If the measure makes it on the ballot and is approved, it would create a nonpartisan primary for voters in the state and institute ranked-choice voting in general elections.

Jim Jones, a former state attorney general and former state Supreme Court justice, said he was volunteering with the movement because he believed primary elections were allowing a very small number of far-right voters to elect most of the lawmakers in the GOP-heavy state.

“It was the only way I could see that we could straighten out Idaho politics,” he said. “The Republican Party primary was closed in 2012, and ever since that, the legislature has gone further and further to the right.”

Jones said he was “positive” the ballot measure would pass.

“It’s going to really make a sea change in Idaho politics,” he said.


In 2023, Pennsylvania lawmakers advanced two bills that would allow independent voters to cast ballots in partisan primaries in the state, where nearly 1 million voters are unaffiliated with any political party and cannot currently vote in any partisan primaries.

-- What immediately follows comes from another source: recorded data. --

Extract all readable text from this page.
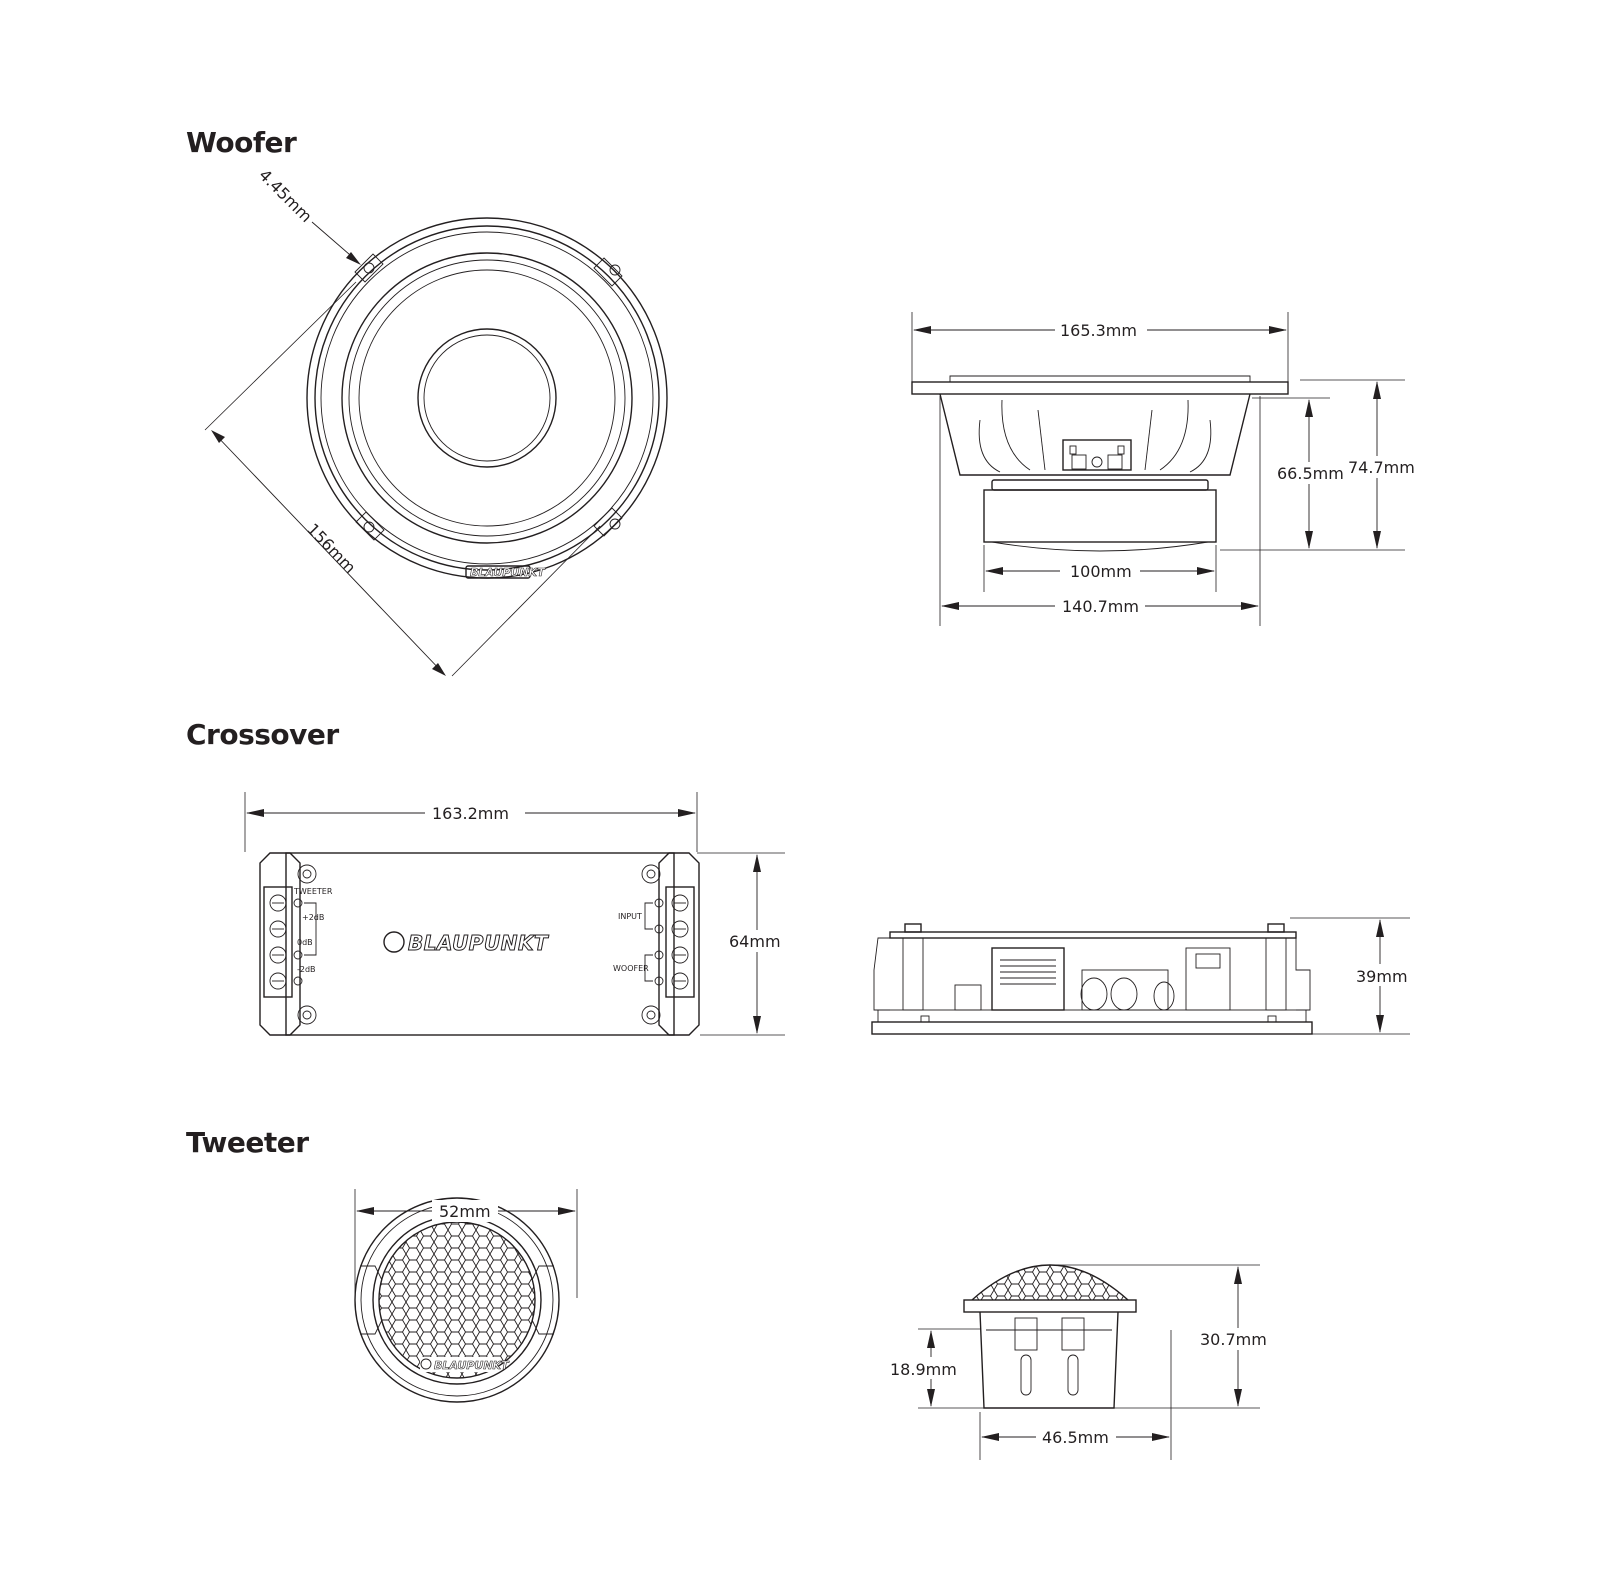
Woofer
Crossover
Tweeter
BLAUPUNKT
4.45mm
156mm
165.3mm
100mm
140.7mm
66.5mm 74.7mm
TWEETER
+2dB
0dB
-2dB
INPUT
WOOFER
BLAUPUNKT
163.2mm
64mm
39mm
BLAUPUNKT
52mm
30.7mm
18.9mm
46.5mm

David Thornburgh, chair of Ballot PA, a group supporting the change, said there was support for the move across the political spectrum, from Donald Trump-supporting Republicans to progressive Democrats.

“The more ugly the partisan warfare becomes, the more turned off people are,” he said.


Advocates in Oregon are gathering signatures to put a constitutional amendment on the 2024 ballot. If approved, the amendment would require the state to use nonpartisan primaries in nearly all elections. Presidential primaries would keep their partisan nominating process. Currently, unaffiliated voters cannot vote in a partisan primary in Oregon.

The volunteer group known as All Oregon Votes has gathered a few thousand signatures so far. They’d need 160,000 signatures to qualify for the November ballot.

Michael Calcagno, chair of the All Oregon Votes Committee, said the group hoped to attract donors and investment that would allow it to hire paid signature gatherers, without which he feared it would not gather enough signatures in time.

“I don’t think we’re going to create a better future and realize the potential of our state unless we are fully including every single eligible voter in elections,” Calcagno said.


Nevada voters in 2022 took their first votes to approve a constitutional amendment that would open the state’s primaries. Currently, only voters affiliated with a political party can cast a ballot in the primary, a system that excludes the state’s more than 627,000 active nonpartisan voters.

If voters approve the open primary ballot measure again in 2024, the state’s constitution will require a single open primary for all candidates for federal, statewide and legislative offices, and ranked-choice voting in general elections to determine the winner.


Meanwhile, Ohio lawmakers are considering two proposals that would make their primaries more restrictive, forcing voters to register with a party as far in advance as the year before the election.

Bill sponsors argued in a committee hearing in December that closed primaries are better because voters might meddle in the nominating process of another party, according to the Ohio Capital Journal.